Though there has been little written about couples in transition to retirement, attention is repeatedly drawn to couples planning, anticipating, and communicating together around upcoming retirements in the pre-retirement years. That is, not waiting to address problems in your relationship instead of assuming, “we’ll deal with it later,” makes a difference. Negotiating mutually-satisfactory divisions of who does what around the house and who decides what about money is important. Trying to arrange things in ways that balance the dependence in your relationship with independence may be a key way in which couples can decrease relational strain and best cope with the psychological, social, and economic transitions they’ll experience as one or both move away from full-time occupational life.

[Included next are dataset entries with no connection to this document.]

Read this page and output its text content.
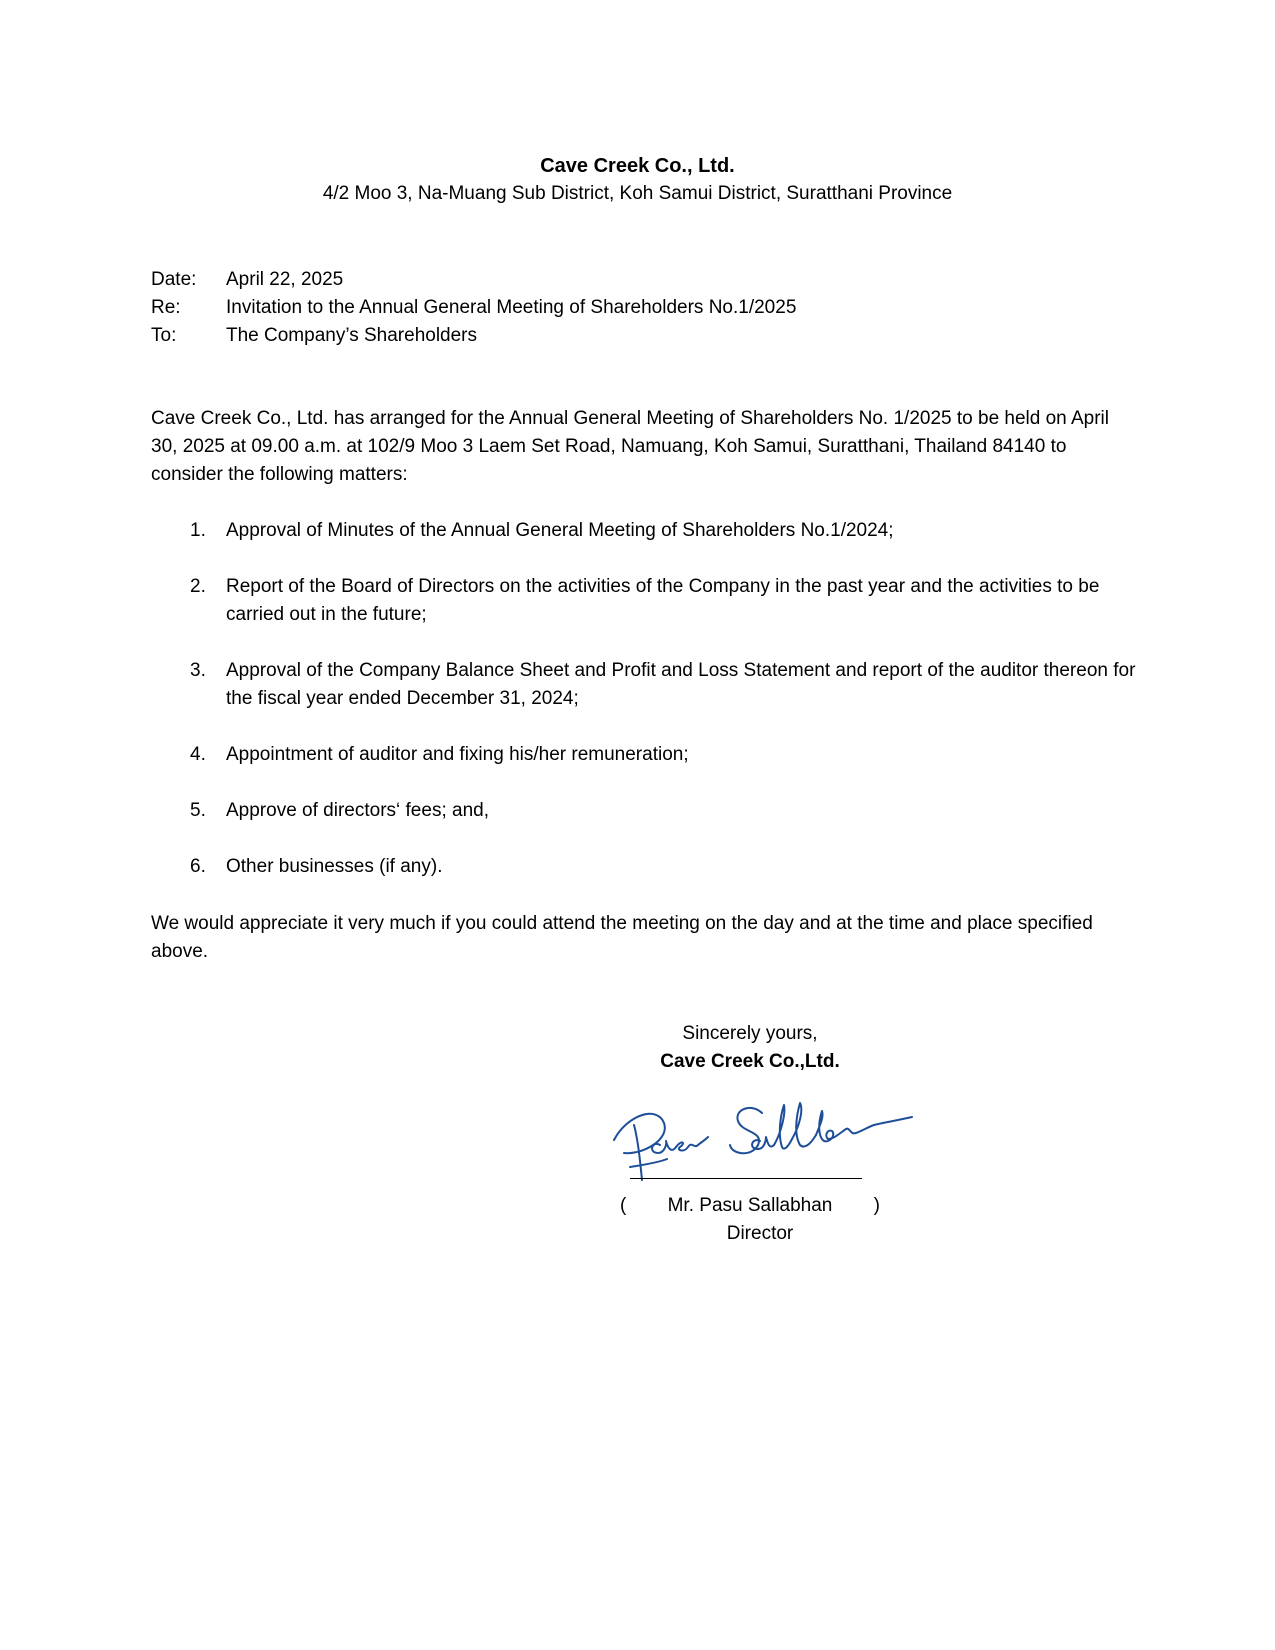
Cave Creek Co., Ltd.
4/2 Moo 3, Na-Muang Sub District, Koh Samui District, Suratthani Province
Date:	April 22, 2025
Re:	Invitation to the Annual General Meeting of Shareholders No.1/2025
To:	The Company’s Shareholders
Cave Creek Co., Ltd. has arranged for the Annual General Meeting of Shareholders No. 1/2025 to be held on April 30, 2025 at 09.00 a.m. at 102/9 Moo 3 Laem Set Road, Namuang, Koh Samui, Suratthani, Thailand 84140 to consider the following matters:
1.	Approval of Minutes of the Annual General Meeting of Shareholders No.1/2024;
2.	Report of the Board of Directors on the activities of the Company in the past year and the activities to be carried out in the future;
3.	Approval of the Company Balance Sheet and Profit and Loss Statement and report of the auditor thereon for the fiscal year ended December 31, 2024;
4.	Appointment of auditor and fixing his/her remuneration;
5.	Approve of directors‘ fees; and,
6.	Other businesses (if any).
We would appreciate it very much if you could attend the meeting on the day and at the time and place specified above.
Sincerely yours,
Cave Creek Co.,Ltd.
( Mr. Pasu Sallabhan )
Director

Here are some things that we know, based on the small amount of research that does exist:

  • Major life transitions, like retirement, typically involve a mixture of changes – in each person’s sense of themselves, in their roles, and in their relationships [1].
  • Each of these changes, even those that are planned for and eagerly anticipated, involve unexpected losses and gains.
  • Retirement may mean personal freedom, and at the same time loss of an important part of one’s identity.
  • It may mean the shucking off of unwanted constraints, and also finding oneself in new and unsatisfying roles.
  • All of these changes may lead to more time for the couple to be together and at the same time involve stress for the retiree, the partner, and the relationship between them. 

The boxes below offer ideas about ways of easing the stresses that couples incur as one or both make transition to retirement.

Communicate about shared visions

  • Financial planning
  • Social engagements & leisure time (both independently and together)
  • Expected lifestyles—including any continued engagements with work, visions of travel, cutbacks in spending, etc.